Just turn the internal flash off then.

The Commander menu has a group for the built in flash. Change the MODE there from TTL or MAN, to instead be "- -" (one of the MODE choices). That turns the internal flash off, and it will not contribute light into your picture.

It will still flash. It is also the Commander (it has two functions, flash and commander), and a commander must flash commands to the remotes, but this occurs BEFORE the shutter opens. Then after than, it can either contribute light into the picture as another TTL or MAN flash, or you can set that groups MODE to be "- -", and it will not contribute light into the picture after shutter opens.
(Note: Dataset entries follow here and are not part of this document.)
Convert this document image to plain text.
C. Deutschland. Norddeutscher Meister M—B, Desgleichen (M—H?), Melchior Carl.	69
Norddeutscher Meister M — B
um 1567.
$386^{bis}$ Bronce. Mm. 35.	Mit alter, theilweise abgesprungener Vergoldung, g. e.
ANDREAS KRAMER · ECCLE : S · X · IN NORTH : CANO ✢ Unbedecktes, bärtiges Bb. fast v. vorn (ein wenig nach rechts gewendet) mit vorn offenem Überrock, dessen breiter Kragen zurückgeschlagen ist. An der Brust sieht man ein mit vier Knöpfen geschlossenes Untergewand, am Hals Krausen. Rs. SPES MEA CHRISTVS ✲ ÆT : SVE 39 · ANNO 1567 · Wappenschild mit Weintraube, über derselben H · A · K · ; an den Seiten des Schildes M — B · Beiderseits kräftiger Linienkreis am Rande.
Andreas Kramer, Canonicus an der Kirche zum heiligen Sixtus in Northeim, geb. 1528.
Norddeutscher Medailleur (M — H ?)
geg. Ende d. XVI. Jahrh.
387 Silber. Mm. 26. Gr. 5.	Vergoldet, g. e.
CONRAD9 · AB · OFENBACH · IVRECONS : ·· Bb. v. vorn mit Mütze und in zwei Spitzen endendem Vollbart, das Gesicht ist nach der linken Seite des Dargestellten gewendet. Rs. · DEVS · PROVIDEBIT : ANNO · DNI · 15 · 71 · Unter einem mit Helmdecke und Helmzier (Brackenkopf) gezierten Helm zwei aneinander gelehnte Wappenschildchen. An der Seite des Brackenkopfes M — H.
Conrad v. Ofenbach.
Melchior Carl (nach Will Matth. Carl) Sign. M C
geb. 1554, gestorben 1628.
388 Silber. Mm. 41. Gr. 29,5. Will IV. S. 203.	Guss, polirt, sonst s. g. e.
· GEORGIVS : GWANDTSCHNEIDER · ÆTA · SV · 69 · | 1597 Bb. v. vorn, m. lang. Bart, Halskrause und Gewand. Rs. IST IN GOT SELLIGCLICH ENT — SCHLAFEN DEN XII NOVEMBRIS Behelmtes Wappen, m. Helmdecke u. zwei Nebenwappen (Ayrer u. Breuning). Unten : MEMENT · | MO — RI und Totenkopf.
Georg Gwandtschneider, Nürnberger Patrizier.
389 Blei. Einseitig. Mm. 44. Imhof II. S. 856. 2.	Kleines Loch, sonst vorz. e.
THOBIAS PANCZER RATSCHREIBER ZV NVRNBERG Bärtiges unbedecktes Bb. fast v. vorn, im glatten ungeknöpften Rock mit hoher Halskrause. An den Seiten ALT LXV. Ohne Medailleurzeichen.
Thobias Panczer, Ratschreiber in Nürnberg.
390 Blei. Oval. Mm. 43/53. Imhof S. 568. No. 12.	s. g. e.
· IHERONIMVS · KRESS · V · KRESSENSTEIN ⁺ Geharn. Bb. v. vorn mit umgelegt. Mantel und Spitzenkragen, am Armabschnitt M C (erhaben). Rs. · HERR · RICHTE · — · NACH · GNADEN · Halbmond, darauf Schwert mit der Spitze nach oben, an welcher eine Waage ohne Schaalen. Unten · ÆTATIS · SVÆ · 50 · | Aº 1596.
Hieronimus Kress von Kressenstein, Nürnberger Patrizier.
The Command flashing before the shutter opens can cause the human subject to blink however. FV Lock is the work around.

And commander must also flash a weak signal after the shutter opens to trigger the remotes to fire then too. This is same as using any optical slave, with the HUGE exception that the commander trigger is very weak, very near minimum power, very near nothing - where normal optical slaves are triggered by the full working level of some other flash. It can cause a visible highlight in close shiny things (maybe subjects eyeballs). But except for near macro work (or f/1.8 work), it won't affect the lighting - simply too weak. You can add the $12 Nikon SG-3IR panel to prevent that, but it is normally no issue at all (helps minimize blinking too, but the remote TTL units also do preflash, which is not affected by the the SG-3IR (but again, FV Lock is the workaround).

For more, see Using the Nikon CLS Remote Wireless Flash System

Off subject - The IR part confuses people. ANY flash puts out both visible and IR light (a strong IR component) ... just how flash tubes work. Photocells are sensitive to both (to either). Handheld flash meters have a filter to pass visible and block IR (because IR does not affect our picture, it should not affect the meter either). But the Nikon remote flash sensors have a IR filter to pass only the IR part (I think the Sun has a weaker IR component than the flash, percentage wise). The SU-800 commander has an IR filter to pass only the IR part (helps prevent subject blinking, but again, the remote TTL units still fire their preflash too, which can cause blinking too). The SG-3IR filter passes only IR (blocks visible light, which might affect our picture or cause blinking).

The IR part is really mostly a confusion to us, we are concerned with the visible component that affects our picture.